I'll just be the first to get it in.

"Inconceivable!"


----------



## darjr (Jan 23, 2017)

FUDGE is perfect. Awesome!


----------



## MrFilthyIke (Jan 23, 2017)

"along with plyers wanting to travel to the Pit of Despair, Cliffs of Insanity and Florin City itself"
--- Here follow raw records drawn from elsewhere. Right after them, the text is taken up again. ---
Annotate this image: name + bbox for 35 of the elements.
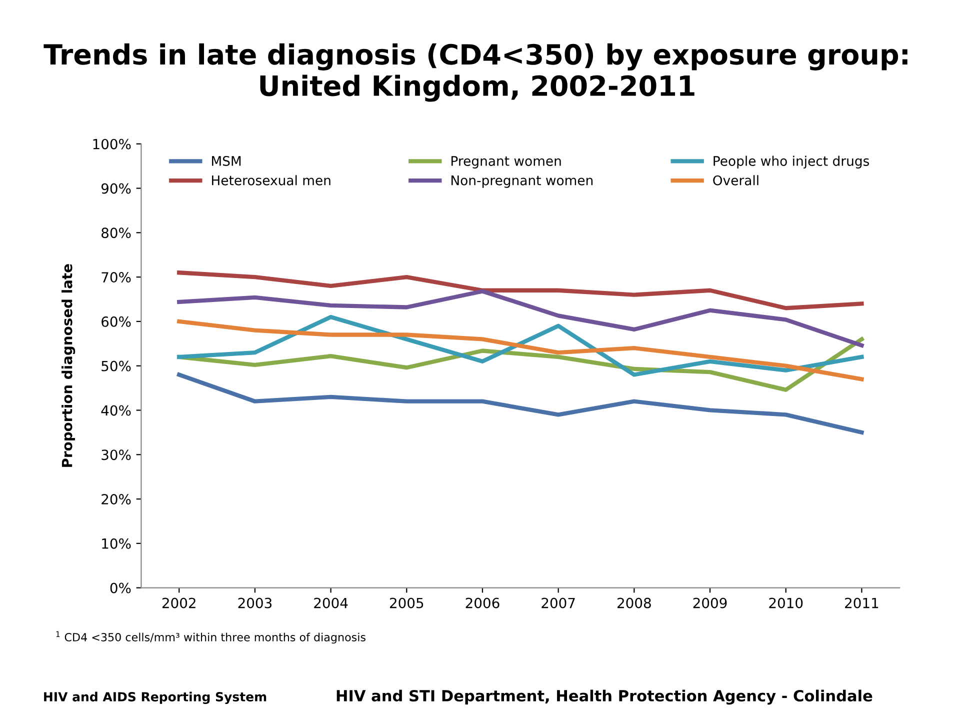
legend-label: MSM <box>212 156 241 166</box>
y-tick-label: 10% <box>102 538 131 549</box>
y-tick-label: 90% <box>101 183 131 194</box>
y-tick-label: 0% <box>110 582 131 594</box>
legend-label: People who inject drugs <box>714 156 870 169</box>
text: $^{1}$ CD4 <350 cells/mm³ within three months of diagnosis <box>56 631 366 644</box>
y-tick-label: 20% <box>102 494 131 504</box>
x-tick-label: 2004 <box>314 598 348 608</box>
legend-label: Heterosexual men <box>212 175 330 186</box>
text: HIV and AIDS Reporting System <box>44 692 266 704</box>
x-tick-label: 2009 <box>693 598 727 608</box>
y-tick-label: 30% <box>102 450 131 460</box>
chart-title: Trends in late diagnosis (CD4<350) by exposure group: United Kingdom, 2002-2011 <box>44 43 908 102</box>
legend-label: Overall <box>713 175 758 186</box>
y-tick-label: 60% <box>102 316 131 327</box>
x-tick-label: 2005 <box>390 598 424 608</box>
y-tick-label: 100% <box>93 138 131 150</box>
x-tick-label: 2002 <box>162 598 196 608</box>
line-series <box>177 270 864 310</box>
text: HIV and STI Department, Health Protection Agency - Colindale <box>336 690 872 705</box>
x-tick-label: 2010 <box>769 598 803 608</box>
line-series <box>177 289 864 348</box>
line-series <box>177 372 864 435</box>
y-tick-label: 70% <box>102 272 131 283</box>
y-tick-label: 50% <box>102 360 131 372</box>
legend-label: Non-pregnant women <box>452 176 593 188</box>
y-tick-label: 80% <box>102 228 131 238</box>
x-tick-label: 2008 <box>618 598 651 608</box>
x-tick-label: 2011 <box>845 598 878 608</box>
x-tick-label: 2006 <box>466 598 500 608</box>
x-tick-label: 2007 <box>542 598 575 608</box>
legend-label: Pregnant women <box>452 156 561 169</box>
y-tick-label: 40% <box>101 405 131 416</box>
y-axis-title: Proportion diagnosed late <box>62 264 76 467</box>
x-tick-label: 2003 <box>238 598 272 608</box>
Plyrs? We don't need no stinking plyrs!


----------



## AngusA (Jan 23, 2017)

MrFilthyIke said:


> "along with plyers wanting to travel to the Pit of Despair, Cliffs of Insanity and Florin City itself"
> 
> Plyrs? We don't need no stinking plyrs!




Thanks, corrected


----------



## Jinni (Jan 23, 2017)

Have fun stormin’ da castle!


----------



## Vampyr3 (Jan 23, 2017)

TwoSix said:


> I'll just be the first to get it in.
> 
> "Inconceivable!"





You keep using that word. I do not think it means what you think it means.


----------



## Fuseboy (Jan 23, 2017)

What fun! I have no special love for FUDGE, but I'm glad this isn't d20/class/level/xp based, that would make no sense.


----------



## RedBoxDwarf (Jan 23, 2017)

The book is far better than the film, folks.  In fact, a lot of what makes the book so special doesn't even show up in the movie version.

Sigh.


----------



## pemerton (Jan 24, 2017)

My first thought for a system for Princess Bride would be Cortex+.


----------



## Barantor (Jan 26, 2017)

RedBoxDwarf said:


> The book is far better than the film, folks.  In fact, a lot of what makes the book so special doesn't even show up in the movie version.
> 
> Sigh.




Consider it fortunate that at least the movie has the feel of the book. Compared to what they've done to Conan and Starship Troopers it's not that bad.


----------